As in 24:45-51, readiness for Jesus' return here demands faithfulness in doing the work he has called us to do. This warning applies to all disciples, but perhaps most seriously to church leaders: "A Christian leader who does not lead is damned" (Meier 1980:300).
We have the opportunity to multiply what Christ has entrusted to us. Matthew seems to make a special point in noting that the master gave to each according to his ability—he already knew which slaves would be most industrious, but expected all to show some industry. In the Roman Empire slaves could earn wages and bonuses and acquire property (as in Apul. Metam. 10.13; Cohen 1966:179-278), hence they would have more incentive to look out for the master's property than slaves in many cultures do. Householders going on long journeys might entrust their estate to slaves to oversee (compare 24:45-51), since household slaves often held managerial roles (for example, Treggiari 1975:49). Thus the servants understood very well what was required of them.
Most people lacked capital, but those who had it could multiply their investment fivefold or even tenfold (Lk 19:16-18); doubling one's investment (Mt 25:20, 22) might be regarded as a reasonable minimum return in the ancient economy (Derrett 1970:24). Burying money (v. 18) kept the capital safe, but the money would have been no less safe with bankers (m. Baba Mesi`a 3:11; Gundry 1982:509).
Jesus promises eternal reward for those who prove worthy of his trust. The servants' rewards were commensurate with their faithfulness in pursuing the master's interest. Elsewhere we encounter the principle that one untrustworthy in what is his own will not be trustworthy in what concerns others (Lk 16:10-12; m. Demai 2:2); here we find the principle that only those proved in small leadership positions will be prepared for bigger ones (compare, for example, Ep. Arist. 264; t. Hagiga 2:9). In the context of the preceding parable (Mt 25:10), sharing the master's happiness probably connotes banqueting with the master.
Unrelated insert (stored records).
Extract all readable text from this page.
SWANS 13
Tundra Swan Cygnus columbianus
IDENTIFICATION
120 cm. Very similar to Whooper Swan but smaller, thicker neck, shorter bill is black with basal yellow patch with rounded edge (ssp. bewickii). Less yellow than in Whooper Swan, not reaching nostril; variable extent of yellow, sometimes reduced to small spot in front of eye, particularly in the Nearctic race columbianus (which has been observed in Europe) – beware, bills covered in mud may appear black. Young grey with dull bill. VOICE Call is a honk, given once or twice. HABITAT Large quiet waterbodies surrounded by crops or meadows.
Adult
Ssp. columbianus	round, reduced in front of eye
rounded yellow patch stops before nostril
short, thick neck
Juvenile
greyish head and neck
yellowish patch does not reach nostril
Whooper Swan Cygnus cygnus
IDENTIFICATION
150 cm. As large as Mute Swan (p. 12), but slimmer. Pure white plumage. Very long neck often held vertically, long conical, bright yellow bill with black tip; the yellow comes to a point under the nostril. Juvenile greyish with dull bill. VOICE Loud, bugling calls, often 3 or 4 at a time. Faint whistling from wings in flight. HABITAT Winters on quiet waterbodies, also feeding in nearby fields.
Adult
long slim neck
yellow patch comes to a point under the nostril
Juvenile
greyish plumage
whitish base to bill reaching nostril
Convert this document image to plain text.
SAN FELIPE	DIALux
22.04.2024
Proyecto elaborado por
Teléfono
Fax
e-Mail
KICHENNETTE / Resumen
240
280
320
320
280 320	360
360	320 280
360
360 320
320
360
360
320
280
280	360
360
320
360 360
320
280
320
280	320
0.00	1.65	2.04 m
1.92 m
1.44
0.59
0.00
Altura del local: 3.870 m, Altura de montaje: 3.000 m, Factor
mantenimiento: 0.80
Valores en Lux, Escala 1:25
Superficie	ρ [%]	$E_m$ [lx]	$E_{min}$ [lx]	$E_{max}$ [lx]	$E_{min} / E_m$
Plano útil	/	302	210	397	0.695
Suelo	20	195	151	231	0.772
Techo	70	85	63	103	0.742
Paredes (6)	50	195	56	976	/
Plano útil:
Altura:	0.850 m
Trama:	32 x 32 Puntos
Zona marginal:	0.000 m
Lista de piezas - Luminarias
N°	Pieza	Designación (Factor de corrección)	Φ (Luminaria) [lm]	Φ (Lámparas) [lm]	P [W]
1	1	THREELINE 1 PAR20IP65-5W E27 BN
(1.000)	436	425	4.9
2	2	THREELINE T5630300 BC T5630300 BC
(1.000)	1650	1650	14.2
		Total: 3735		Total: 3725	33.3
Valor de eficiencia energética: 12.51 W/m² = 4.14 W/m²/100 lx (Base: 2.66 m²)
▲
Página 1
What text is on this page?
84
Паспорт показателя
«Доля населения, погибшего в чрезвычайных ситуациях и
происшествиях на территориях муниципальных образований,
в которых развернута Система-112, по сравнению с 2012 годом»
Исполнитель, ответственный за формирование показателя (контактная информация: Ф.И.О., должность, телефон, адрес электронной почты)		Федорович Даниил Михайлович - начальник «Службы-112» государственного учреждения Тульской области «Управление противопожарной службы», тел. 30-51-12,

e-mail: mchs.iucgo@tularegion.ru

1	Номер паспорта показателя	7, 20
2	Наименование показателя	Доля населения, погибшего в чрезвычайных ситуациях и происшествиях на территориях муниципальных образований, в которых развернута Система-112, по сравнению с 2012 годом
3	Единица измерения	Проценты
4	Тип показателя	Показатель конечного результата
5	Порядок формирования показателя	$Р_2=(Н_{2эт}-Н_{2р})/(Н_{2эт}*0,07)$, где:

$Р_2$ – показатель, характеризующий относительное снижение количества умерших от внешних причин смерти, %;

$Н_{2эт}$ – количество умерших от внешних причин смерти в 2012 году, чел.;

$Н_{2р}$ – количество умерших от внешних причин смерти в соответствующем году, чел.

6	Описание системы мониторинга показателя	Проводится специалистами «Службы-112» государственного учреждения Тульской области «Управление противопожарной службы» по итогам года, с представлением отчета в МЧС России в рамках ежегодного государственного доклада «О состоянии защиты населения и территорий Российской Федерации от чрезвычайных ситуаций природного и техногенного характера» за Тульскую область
Professed disciples who insult Christ's grace by neglecting his commission in this world are damned. But as in the preceding parable (25:12), the exclusion of the unfaithful, who insult their patron's trust in them, is explicit: it involves hell's darkness (8:12; 22:13) and wailing (22:13). When the lazy servant declares, "Here is your own money back!" he refuses to acknowledge responsibility, a responsibility he could have easily enough fulfilled. Having already failed the master's trust, he now proceeds to insult the master. He offers an excuse no master would have accepted: knowing the master's reputation for sternness, he was paralyzed with fear (25:24-25). He is like too many Christians so overwhelmed by the magnitude of God's task that we put off contributing anything to it. The master rightly responds, "On the assumption that I am indeed hard and merciless, you should have been all the more diligent!" (vv. 26-27).
Whereas the other servants are rewarded by the master's benevolence, this servant, fearing the master's harshness but unaware of his benevolence (compare Patte 1987:346), experiences the very wrath he feared. This, says Jesus, is what will happen to those who claim to be his followers but do not invest their lives in the work of the kingdom.